Beowulf and Grendel

Posted by Censor Librorum on Jul 21, 2006 | Categories: Lesbian in a Catholic Sort of Way

This week I had the joy, the privilege, really, to hear Benjamin Bagby perform the epic poem, Beowulf, at the Lincoln Center Festival. It is the way I most enjoy hearing a good story told–improvised by the teller so that it is created, not recited. The subtle nuances of voice and gesture are as much a part of the story as the outline of the tale. Priests that are good homilists do much the same thing–they entertain as well as enlighten. They invite us to partake in a shared heritage in which we already know the story, but in revealing a new detail or subtle twist, the story becomes new in each retelling.

I also enjoyed the fusion of Christian and heathen in this thousand year old Anglo-Saxon poem. I enjoyed it, because it speaks to me of what I am–heathen and Christian in blood and bone, memory and archetype. Christianity rooted well in Europe because it co-opted the legends, the sacred places, seasonal celebrations, folk beliefs and the values and ideals of the heathen populace. Wisely, Christianity adapted to people it wished to win over.

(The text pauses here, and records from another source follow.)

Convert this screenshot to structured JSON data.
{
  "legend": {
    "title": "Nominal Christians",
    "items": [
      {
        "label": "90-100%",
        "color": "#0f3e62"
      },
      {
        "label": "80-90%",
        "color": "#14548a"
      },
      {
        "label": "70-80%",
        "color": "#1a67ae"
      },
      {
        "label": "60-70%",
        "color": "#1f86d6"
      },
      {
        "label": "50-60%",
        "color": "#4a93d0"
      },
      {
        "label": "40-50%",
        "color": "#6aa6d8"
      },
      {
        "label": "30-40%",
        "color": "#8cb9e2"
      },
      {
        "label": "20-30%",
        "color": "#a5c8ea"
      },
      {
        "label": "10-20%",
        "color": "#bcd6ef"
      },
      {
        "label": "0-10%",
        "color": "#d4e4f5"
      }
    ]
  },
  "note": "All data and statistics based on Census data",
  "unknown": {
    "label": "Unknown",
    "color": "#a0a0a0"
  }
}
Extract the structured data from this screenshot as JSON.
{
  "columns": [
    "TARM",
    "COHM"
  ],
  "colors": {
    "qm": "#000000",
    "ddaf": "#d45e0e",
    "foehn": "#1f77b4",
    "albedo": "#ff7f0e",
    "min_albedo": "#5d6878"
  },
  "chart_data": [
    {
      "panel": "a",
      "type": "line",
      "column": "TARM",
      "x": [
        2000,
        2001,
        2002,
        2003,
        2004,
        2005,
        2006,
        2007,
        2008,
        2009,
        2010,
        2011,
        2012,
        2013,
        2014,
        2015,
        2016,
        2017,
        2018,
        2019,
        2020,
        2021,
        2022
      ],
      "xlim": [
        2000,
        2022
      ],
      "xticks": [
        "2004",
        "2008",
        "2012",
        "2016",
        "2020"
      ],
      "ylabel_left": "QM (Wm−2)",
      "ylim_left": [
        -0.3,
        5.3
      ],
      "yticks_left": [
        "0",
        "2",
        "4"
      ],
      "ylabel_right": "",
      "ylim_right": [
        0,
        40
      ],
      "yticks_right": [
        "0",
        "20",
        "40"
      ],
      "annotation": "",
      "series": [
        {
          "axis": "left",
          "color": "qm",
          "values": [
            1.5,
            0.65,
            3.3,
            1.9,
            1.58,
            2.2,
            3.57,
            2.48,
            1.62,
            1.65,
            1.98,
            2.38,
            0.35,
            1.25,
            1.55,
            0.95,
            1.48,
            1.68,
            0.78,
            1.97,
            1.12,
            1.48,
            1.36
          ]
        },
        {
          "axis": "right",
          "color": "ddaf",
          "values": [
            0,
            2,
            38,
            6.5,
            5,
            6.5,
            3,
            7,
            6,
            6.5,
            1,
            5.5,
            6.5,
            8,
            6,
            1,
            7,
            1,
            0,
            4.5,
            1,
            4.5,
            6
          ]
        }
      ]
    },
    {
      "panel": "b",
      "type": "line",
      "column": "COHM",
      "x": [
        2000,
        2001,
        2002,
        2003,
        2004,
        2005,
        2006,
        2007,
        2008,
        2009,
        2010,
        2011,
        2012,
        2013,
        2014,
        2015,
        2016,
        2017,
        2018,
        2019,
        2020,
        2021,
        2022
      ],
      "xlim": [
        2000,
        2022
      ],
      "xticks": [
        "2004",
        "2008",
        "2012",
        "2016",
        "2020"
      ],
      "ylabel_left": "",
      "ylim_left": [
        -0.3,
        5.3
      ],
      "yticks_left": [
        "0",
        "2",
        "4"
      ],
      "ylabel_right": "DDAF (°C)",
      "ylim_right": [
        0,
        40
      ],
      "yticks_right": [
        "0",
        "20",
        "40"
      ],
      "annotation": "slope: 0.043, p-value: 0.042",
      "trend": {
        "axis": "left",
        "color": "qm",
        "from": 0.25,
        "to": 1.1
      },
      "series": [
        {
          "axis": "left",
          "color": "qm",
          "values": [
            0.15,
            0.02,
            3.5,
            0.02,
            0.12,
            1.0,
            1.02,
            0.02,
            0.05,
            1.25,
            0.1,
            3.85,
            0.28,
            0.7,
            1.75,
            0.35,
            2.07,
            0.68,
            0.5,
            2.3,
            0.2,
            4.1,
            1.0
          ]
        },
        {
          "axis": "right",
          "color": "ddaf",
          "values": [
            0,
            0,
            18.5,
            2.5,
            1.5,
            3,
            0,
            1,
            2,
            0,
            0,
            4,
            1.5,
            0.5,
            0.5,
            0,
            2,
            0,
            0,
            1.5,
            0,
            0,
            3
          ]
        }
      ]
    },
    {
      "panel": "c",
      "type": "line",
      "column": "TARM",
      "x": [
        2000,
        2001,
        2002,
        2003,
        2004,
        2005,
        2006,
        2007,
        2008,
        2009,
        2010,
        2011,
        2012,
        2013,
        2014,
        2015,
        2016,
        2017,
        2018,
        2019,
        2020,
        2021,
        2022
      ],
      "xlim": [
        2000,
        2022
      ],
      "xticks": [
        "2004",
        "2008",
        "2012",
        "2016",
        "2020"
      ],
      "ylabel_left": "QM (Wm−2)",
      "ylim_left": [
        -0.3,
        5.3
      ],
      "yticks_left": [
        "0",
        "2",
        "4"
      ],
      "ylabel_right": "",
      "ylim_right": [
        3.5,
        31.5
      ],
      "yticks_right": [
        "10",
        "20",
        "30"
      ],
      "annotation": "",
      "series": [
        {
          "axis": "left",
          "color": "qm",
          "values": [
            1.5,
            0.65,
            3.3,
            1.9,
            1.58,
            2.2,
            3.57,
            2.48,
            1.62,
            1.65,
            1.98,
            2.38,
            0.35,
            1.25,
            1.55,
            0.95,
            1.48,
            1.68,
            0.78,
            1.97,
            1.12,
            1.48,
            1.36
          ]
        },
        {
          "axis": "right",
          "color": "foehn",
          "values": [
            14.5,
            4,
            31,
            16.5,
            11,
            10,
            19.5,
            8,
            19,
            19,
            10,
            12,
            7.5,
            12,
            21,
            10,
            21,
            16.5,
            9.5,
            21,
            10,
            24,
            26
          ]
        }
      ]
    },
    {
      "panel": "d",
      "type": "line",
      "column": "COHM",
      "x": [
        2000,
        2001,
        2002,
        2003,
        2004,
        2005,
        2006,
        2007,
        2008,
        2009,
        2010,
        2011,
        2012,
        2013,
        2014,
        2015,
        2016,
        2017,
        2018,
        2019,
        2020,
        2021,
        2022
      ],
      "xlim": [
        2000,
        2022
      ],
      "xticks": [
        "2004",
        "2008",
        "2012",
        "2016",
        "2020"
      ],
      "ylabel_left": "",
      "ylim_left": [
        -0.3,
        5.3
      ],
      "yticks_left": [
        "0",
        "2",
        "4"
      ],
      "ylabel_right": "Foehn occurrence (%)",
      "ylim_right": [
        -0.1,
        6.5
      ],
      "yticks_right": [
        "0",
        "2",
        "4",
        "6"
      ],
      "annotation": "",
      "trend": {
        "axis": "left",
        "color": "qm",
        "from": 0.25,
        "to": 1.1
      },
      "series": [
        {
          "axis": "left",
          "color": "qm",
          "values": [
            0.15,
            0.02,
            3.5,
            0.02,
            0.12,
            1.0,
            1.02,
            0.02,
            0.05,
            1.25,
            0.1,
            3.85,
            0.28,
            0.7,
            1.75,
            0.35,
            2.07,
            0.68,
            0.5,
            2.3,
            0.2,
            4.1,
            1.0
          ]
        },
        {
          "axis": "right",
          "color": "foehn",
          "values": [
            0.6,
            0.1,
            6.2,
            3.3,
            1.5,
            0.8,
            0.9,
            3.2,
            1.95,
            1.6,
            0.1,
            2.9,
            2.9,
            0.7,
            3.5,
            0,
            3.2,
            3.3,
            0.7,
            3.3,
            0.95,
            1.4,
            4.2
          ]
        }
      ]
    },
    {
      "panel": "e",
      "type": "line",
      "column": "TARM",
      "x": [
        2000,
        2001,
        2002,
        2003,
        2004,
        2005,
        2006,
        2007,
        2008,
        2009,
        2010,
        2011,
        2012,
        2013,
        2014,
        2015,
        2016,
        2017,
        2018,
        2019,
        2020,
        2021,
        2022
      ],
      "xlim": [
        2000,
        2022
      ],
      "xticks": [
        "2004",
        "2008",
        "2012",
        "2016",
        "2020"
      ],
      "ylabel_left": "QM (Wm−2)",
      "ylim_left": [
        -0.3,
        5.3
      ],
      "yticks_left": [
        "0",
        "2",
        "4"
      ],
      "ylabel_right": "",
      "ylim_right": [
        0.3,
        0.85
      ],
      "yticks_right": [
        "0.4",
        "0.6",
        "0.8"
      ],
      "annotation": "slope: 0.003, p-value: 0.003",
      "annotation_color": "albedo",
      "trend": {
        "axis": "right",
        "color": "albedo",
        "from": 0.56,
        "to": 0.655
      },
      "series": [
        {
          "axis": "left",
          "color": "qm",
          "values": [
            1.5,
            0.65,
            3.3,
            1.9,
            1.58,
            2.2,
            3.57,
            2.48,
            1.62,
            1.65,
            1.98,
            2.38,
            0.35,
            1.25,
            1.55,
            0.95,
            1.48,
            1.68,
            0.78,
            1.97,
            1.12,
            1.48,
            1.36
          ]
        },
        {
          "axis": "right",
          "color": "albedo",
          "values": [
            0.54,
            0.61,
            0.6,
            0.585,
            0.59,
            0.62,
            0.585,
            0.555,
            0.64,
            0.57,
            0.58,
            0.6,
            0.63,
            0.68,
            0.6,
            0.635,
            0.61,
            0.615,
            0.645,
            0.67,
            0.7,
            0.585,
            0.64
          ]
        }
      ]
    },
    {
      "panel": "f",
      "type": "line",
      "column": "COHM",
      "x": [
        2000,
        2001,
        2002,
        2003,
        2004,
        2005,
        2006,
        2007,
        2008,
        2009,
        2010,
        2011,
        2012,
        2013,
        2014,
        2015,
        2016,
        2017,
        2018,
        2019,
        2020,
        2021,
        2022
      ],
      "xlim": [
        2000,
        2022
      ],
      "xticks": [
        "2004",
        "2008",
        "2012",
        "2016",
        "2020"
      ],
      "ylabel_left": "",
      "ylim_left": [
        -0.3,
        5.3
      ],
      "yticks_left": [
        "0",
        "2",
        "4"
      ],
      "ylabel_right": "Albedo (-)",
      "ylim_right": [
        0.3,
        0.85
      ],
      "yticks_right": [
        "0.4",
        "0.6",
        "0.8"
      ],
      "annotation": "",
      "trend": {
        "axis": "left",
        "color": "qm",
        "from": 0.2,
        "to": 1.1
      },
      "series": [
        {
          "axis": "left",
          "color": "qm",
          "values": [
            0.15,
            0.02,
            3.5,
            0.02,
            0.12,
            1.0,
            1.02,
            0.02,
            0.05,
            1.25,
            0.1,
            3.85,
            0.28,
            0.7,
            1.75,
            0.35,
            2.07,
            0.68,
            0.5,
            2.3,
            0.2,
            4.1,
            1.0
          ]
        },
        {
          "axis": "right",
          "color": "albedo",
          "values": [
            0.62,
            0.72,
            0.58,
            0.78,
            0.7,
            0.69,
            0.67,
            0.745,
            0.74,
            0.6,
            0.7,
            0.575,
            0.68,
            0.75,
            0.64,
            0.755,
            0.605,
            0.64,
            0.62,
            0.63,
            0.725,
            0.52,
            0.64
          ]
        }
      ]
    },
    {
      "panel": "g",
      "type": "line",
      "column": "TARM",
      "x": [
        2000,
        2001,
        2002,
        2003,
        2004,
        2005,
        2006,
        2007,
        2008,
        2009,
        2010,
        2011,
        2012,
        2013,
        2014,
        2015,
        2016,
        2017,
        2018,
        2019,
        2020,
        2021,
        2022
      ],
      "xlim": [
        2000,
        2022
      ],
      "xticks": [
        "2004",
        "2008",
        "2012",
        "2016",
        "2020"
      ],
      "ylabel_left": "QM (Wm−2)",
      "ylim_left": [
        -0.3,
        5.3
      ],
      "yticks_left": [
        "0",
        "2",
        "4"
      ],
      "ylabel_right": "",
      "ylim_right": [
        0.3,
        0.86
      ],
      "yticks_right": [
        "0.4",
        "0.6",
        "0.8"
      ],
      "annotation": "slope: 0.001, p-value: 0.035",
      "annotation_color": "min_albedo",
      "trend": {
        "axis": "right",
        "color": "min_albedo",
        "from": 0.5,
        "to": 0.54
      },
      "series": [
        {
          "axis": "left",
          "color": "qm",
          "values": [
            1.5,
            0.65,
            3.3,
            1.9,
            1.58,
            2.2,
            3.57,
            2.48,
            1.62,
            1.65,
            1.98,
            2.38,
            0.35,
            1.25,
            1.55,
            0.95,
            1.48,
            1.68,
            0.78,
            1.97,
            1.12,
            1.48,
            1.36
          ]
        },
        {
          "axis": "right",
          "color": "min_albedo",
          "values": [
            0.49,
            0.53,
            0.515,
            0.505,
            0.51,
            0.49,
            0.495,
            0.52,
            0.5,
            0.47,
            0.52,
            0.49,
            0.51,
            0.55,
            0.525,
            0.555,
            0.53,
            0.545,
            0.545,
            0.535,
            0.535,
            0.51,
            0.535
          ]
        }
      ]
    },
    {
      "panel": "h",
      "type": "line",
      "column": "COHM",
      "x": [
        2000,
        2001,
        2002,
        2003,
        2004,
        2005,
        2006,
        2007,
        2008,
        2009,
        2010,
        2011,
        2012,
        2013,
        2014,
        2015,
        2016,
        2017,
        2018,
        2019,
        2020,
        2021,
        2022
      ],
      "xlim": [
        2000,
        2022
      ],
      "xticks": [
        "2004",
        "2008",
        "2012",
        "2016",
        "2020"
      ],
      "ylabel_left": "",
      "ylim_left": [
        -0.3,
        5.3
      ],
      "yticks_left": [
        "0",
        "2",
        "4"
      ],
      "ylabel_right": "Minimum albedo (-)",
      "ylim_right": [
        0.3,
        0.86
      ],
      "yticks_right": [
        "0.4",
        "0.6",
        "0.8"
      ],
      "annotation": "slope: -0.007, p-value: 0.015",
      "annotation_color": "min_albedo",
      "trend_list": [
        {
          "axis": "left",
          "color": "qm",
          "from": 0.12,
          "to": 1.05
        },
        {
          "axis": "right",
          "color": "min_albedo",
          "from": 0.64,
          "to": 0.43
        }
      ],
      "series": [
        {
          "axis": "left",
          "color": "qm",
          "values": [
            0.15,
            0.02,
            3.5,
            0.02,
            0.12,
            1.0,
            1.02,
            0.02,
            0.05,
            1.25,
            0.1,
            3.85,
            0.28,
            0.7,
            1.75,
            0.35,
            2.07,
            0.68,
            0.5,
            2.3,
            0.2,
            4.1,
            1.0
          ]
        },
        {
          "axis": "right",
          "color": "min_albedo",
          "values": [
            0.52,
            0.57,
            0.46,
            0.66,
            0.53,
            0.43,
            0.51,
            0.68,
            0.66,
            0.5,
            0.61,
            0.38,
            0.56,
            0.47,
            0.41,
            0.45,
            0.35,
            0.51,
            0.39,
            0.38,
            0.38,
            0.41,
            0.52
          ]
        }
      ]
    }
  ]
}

The story of Beowulf and Grendel can be heard on many levels: the battle between descendents of Cain and Abel; terror and courage, good and evil, and finally, the complex interplay of all these things and more. The dark shadows, the demons that glide along the wall can be felt and feared as much now as in the early 11th century when the poem was first set down. We fear and despise the monster, Grendel, but also feel an unwilling compassion as well. He attacks the Heorot, the royal hall, because in his loneliness he cannot bear the sound of human gaiety.

Like Beowulf, each listener needs to decide how to met Grendel. Abandon the hall? Plot to kill with our bare hands? Let others act for us? How do we handle our impulses to hurt what we resent? And how can we avoid killing something we fear?